InternLM has introduced its newest development in open large language models, InternLM2.5-7B-Chat, which is available in GGUF format. This latest model is compatible with the open-source framework, llama.cpp which is used for LLM inference and can be utilized both locally and in the cloud on different hardware platforms. The GGUF format provides half-precision and low-bit quantized versions including q5_0, q5_k_m, q6_k, and q8_0.
The upgraded InternLM2.5 offers a 7 billion parameter base model along with a chat model designed for practical applications. This model stands out with its advanced reasoning capabilities, especially in mathematical reasoning, outperforming competitors like Llama3 and Gemma2-9B. Another distinctive feature is its massive 1M context window, which enables near-perfect performance in tasks that require understanding longer contexts, as assessed by LongBench.
InternLM2.5-7B-Chat is especially effective at extracting information from large documents making it highly useful for tasks involving extensive documents. This feature is amplified when combined with LMDeploy, a toolkit developed for compressing, deploying, and serving LLMs. A variant, InternLM2.5-7B-Chat-1M, has been designed specifically for 1M-long context inference. However, to operate effectively, it requires substantial computational resources, such as the 4xA100-80G GPUs.
InternLM2.5-7B-Chat’s performance was evaluated using the OpenCompass tool across various areas including disciplinary competence, language competence, knowledge competence, inference competence, and comprehension competence. The model exhibits superior performance in benchmarks like MMLU, CMMLU, BBH, MATH, GSM8K, and GPQA compared to other models. In the MMLU benchmark, for instance, it managed to score 72.8, surpassing models like Llama-3-8B-Instruct and Gemma2-9B-IT.
The model’s ability to gather information effectively from over 100 web pages substantiates its capabilities in handling tool use. The launch of Lagent, which is expected to enhance the model’s skills in instruction following, tool selection, and reflection, is awaited.
For users who want to set up the model, there is an exhaustive installation guide, instructions to download the model, and examples for model inference and service deployment. Users can execute batched offline inference with the quantized model using lmdeploy, which supports INT4 weight-only quantization and deployment (W4A16). This setup provides up to 2.4x faster inference than FP16 on compatible NVIDIA GPUs, such as the 20, 30, and 40 series and A10, A16, A30, and A100.

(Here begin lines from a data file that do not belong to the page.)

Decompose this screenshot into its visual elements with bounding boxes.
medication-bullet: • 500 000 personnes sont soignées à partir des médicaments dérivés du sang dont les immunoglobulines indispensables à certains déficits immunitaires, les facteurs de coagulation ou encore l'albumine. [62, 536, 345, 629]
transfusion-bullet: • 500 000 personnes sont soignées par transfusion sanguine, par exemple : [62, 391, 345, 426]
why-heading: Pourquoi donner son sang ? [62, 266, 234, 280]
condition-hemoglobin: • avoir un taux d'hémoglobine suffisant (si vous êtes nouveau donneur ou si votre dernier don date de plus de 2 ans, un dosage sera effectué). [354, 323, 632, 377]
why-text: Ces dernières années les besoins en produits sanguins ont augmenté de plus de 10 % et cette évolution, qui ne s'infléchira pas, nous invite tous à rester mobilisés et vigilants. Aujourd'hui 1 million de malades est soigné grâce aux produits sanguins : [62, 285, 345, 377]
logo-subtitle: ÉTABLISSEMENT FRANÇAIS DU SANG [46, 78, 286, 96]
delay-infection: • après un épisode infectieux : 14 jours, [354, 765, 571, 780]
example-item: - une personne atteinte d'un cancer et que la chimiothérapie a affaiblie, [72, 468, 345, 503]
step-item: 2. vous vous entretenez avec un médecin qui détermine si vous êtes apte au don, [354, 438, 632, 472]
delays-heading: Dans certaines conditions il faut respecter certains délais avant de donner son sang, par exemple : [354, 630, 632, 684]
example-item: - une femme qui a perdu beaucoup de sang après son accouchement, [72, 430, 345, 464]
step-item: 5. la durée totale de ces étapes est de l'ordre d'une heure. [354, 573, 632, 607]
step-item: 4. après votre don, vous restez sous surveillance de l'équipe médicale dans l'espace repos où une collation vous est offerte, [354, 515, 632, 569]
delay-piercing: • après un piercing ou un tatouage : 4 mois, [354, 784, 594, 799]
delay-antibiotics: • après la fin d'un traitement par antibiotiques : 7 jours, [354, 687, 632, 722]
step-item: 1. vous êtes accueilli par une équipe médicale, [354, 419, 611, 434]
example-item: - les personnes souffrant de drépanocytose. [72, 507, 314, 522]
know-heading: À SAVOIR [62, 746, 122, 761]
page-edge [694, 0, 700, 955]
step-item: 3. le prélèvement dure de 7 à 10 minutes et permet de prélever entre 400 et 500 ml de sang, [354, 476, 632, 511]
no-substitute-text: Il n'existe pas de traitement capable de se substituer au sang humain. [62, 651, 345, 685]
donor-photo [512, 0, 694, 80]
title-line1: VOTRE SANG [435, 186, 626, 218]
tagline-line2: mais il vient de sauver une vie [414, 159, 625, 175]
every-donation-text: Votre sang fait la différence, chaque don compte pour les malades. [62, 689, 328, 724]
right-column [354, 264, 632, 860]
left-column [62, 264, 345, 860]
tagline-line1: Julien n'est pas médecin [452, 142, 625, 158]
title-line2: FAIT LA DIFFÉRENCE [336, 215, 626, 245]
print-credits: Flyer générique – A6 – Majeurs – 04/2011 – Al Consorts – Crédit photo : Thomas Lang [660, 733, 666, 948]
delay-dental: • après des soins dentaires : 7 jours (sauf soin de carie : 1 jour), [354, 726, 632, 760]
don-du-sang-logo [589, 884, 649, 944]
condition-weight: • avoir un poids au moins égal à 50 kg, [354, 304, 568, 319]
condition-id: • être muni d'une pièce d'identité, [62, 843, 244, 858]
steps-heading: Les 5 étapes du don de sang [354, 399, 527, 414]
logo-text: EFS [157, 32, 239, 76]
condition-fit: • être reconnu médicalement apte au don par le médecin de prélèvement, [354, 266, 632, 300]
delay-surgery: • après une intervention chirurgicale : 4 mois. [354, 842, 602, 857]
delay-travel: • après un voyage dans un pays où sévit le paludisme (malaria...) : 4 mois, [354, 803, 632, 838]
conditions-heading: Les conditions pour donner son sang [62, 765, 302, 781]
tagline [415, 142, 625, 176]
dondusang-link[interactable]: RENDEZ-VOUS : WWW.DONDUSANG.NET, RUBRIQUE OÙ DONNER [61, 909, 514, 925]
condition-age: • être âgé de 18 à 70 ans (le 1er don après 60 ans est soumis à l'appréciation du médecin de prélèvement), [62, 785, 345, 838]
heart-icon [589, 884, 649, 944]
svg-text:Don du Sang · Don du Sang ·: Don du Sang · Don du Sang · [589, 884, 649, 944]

The InternLM2.5 model architecture retains crucial features of the previous version while integrating new technological advancements. Powered by a massive synthetic data corpus and iterative training process, these improvements lead to a significantly enhanced reasoning performance, witnessing a 20% increase from InternLM2. The model maintains its capacity to handle 1M context windows with almost complete accuracy, rendering it a top-performing model for long-context tasks.
To conclude, the suggestively advanced reasoning abilities, effective long-context handling, efficient tool use, and the availability of the InternLM2.5 and its variants make InternLM2.5-7B-Chat a valuable asset for numerous applications in both research and practice.